The Cost of Human Capital
Two engineers can spend a year building a “good enough” internal tool before factoring in ongoing maintenance. I’ve seen the initial investment in building a tool cost somewhere between $350,000 to over half a million dollars, with up to $300,000 to maintain, every year after that. And that’s before factoring in the time needed to accomplish day-to-day tasks within the tool. A commercial product managed by one person (or a fraction of a person’s time) often outperforms that, at a cost more in the $50,000 to $150,000 range annually.
Maintenance Never Ends
The first version is only the beginning. Someone has to patch, scale, update APIs, and fix bugs as the company evolves. When the original builder leaves, the tool often decays into what one security leader called “the sh*t sandwich:” legacy tech debt disguised as innovation.
Hiring and Retention Pain
It’s easier to hire engineers who know standard industry tools than to train them on your homegrown system. Building narrows your talent pool and reduces long-term flexibility.
The Project vs. Product Trap
Most internal builds are treated as projects that come with a corresponding endpoint. But software development never ends. Vendors live in a product mindset because their survival depends on it. Security teams don’t.
What Vendors Do Better
Simply put: modern security vendors have the advantage of scale and focus.
Even a small vendor with a dedicated team of six to ten engineers refining a threat modeling tool will outpace a lone in-house developer every time. They learn from hundreds of customers, ship improvements faster, and maintain integrations across ever-changing ecosystems.
Buying also provides flexibility. If a product stagnates, you can switch. If the market evolves, you can adapt. When you build, you’re stuck maintaining yesterday’s ideas.
The Real Work: Connecting, Not Rebuilding
The most impactful security teams today don’t spend their cycles reinventing commodity tools. They spend them stitching great tools together.
They automate with APIs and LLMs, integrate systems to make findings more actionable, and focus on reducing dwell time and hardening identity controls. That’s the work that moves the needle; not maintaining a homegrown ticketing pipeline or endpoint agent.

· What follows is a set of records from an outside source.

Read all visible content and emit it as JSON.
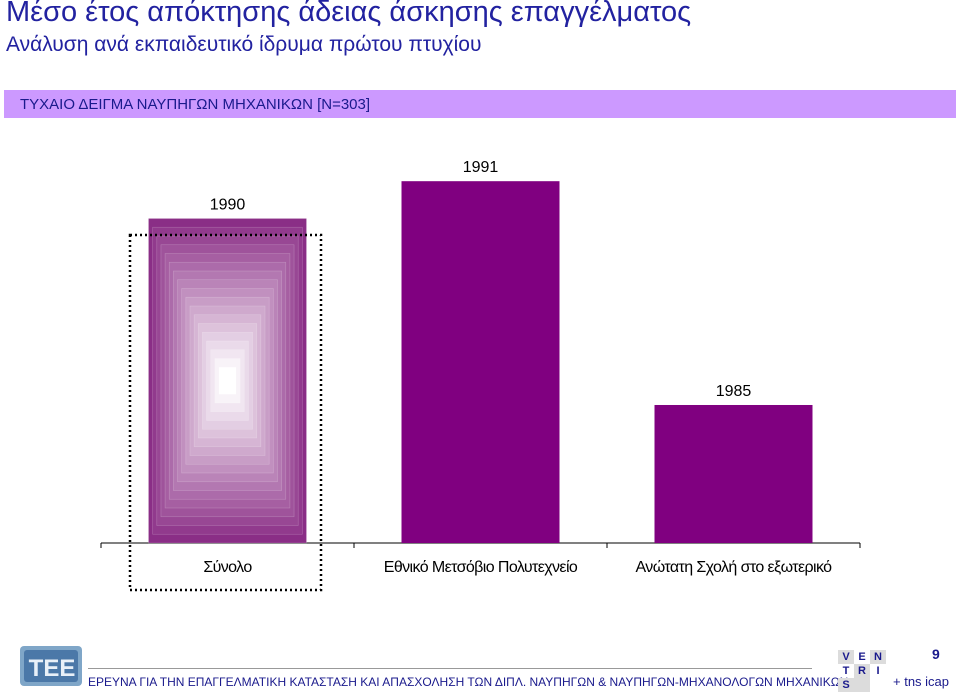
{
  "header": {
    "title": "Μέσο έτος απόκτησης άδειας άσκησης επαγγέλματος",
    "subtitle": "Ανάλυση ανά εκπαιδευτικό ίδρυμα πρώτου πτυχίου",
    "banner": "ΤΥΧΑΙΟ ΔΕΙΓΜΑ ΝΑΥΠΗΓΩΝ ΜΗΧΑΝΙΚΩΝ [Ν=303]"
  },
  "chart_data": {
    "type": "bar",
    "categories": [
      "Σύνολο",
      "Εθνικό Μετσόβιο Πολυτεχνείο",
      "Ανώτατη Σχολή στο εξωτερικό"
    ],
    "values": [
      1990,
      1991,
      1985
    ],
    "data_labels": [
      "1990",
      "1991",
      "1985"
    ],
    "highlighted_category": "Σύνολο",
    "grid": false,
    "colors": {
      "bar": "#800080",
      "highlight_edge": "#8a2e86",
      "highlight_center": "#ffffff"
    }
  },
  "footer": {
    "text": "ΕΡΕΥΝΑ ΓΙΑ ΤΗΝ ΕΠΑΓΓΕΛΜΑΤΙΚΗ ΚΑΤΑΣΤΑΣΗ ΚΑΙ ΑΠΑΣΧΟΛΗΣΗ ΤΩΝ ΔΙΠΛ. ΝΑΥΠΗΓΩΝ & ΝΑΥΠΗΓΩΝ-ΜΗΧΑΝΟΛΟΓΩΝ ΜΗΧΑΝΙΚΩΝ",
    "page_number": "9",
    "logo_text": "TEE",
    "venn_letters": [
      "V",
      "E",
      "N",
      "T",
      "R",
      "I",
      "S"
    ],
    "tns": "+ tns icap"
  }
}
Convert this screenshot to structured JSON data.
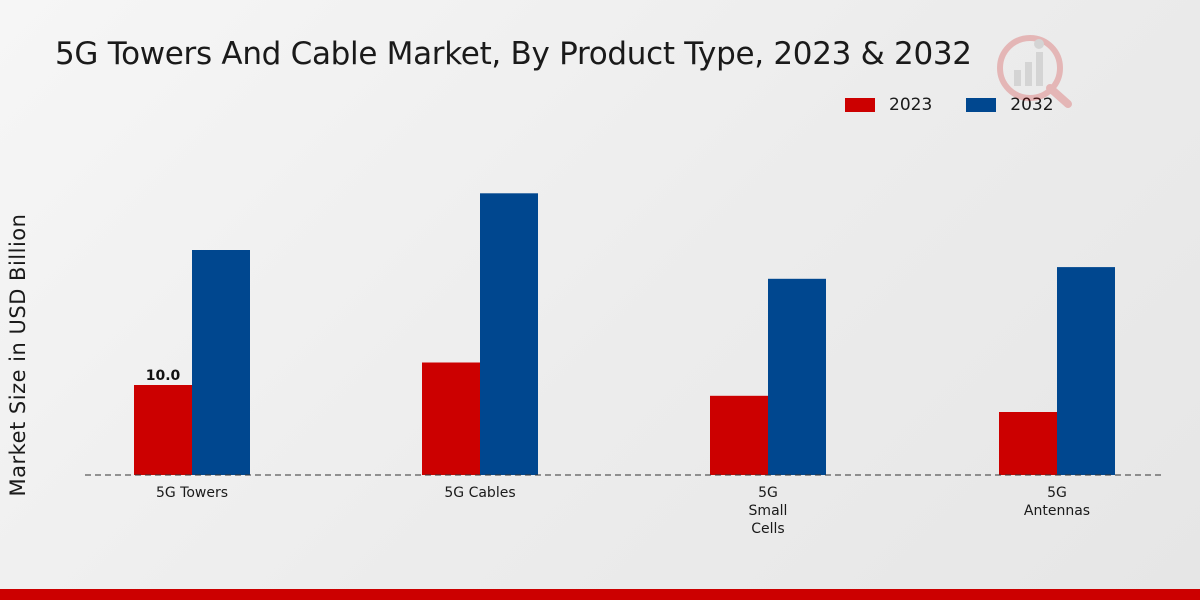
{
  "chart_data": {
    "type": "bar",
    "title": "5G Towers And Cable Market, By Product Type, 2023 & 2032",
    "xlabel": "",
    "ylabel": "Market Size in USD Billion",
    "categories": [
      [
        "5G Towers"
      ],
      [
        "5G Cables"
      ],
      [
        "5G",
        "Small",
        "Cells"
      ],
      [
        "5G",
        "Antennas"
      ]
    ],
    "series": [
      {
        "name": "2023",
        "color": "#cc0000",
        "values": [
          10.0,
          12.5,
          8.8,
          7.0
        ]
      },
      {
        "name": "2032",
        "color": "#00478f",
        "values": [
          25.0,
          31.3,
          21.8,
          23.1
        ]
      }
    ],
    "data_labels": [
      {
        "series": 0,
        "index": 0,
        "text": "10.0"
      }
    ],
    "ylim": [
      0,
      45
    ],
    "grid": false,
    "legend_position": "top-right"
  },
  "branding": {
    "accent_color": "#cc0000",
    "logo_icon": "watermark-logo-icon"
  }
}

Conclusion: Build When You Must, Buy When You Can
Building feels like control. Buying feels like compromise. But in reality, buying often means freedom: freedom to focus on the work that truly matters, and to deploy your people where they add the most value.
Security teams should only build when trust demands it, when the market hasn’t caught up yet, or when the problem is uniquely theirs.
Everything else? Buy it, integrate it, and move on to the next high-value problem. Because the real risk isn’t trusting a vendor. It’s wasting brilliant engineers on non-unique work.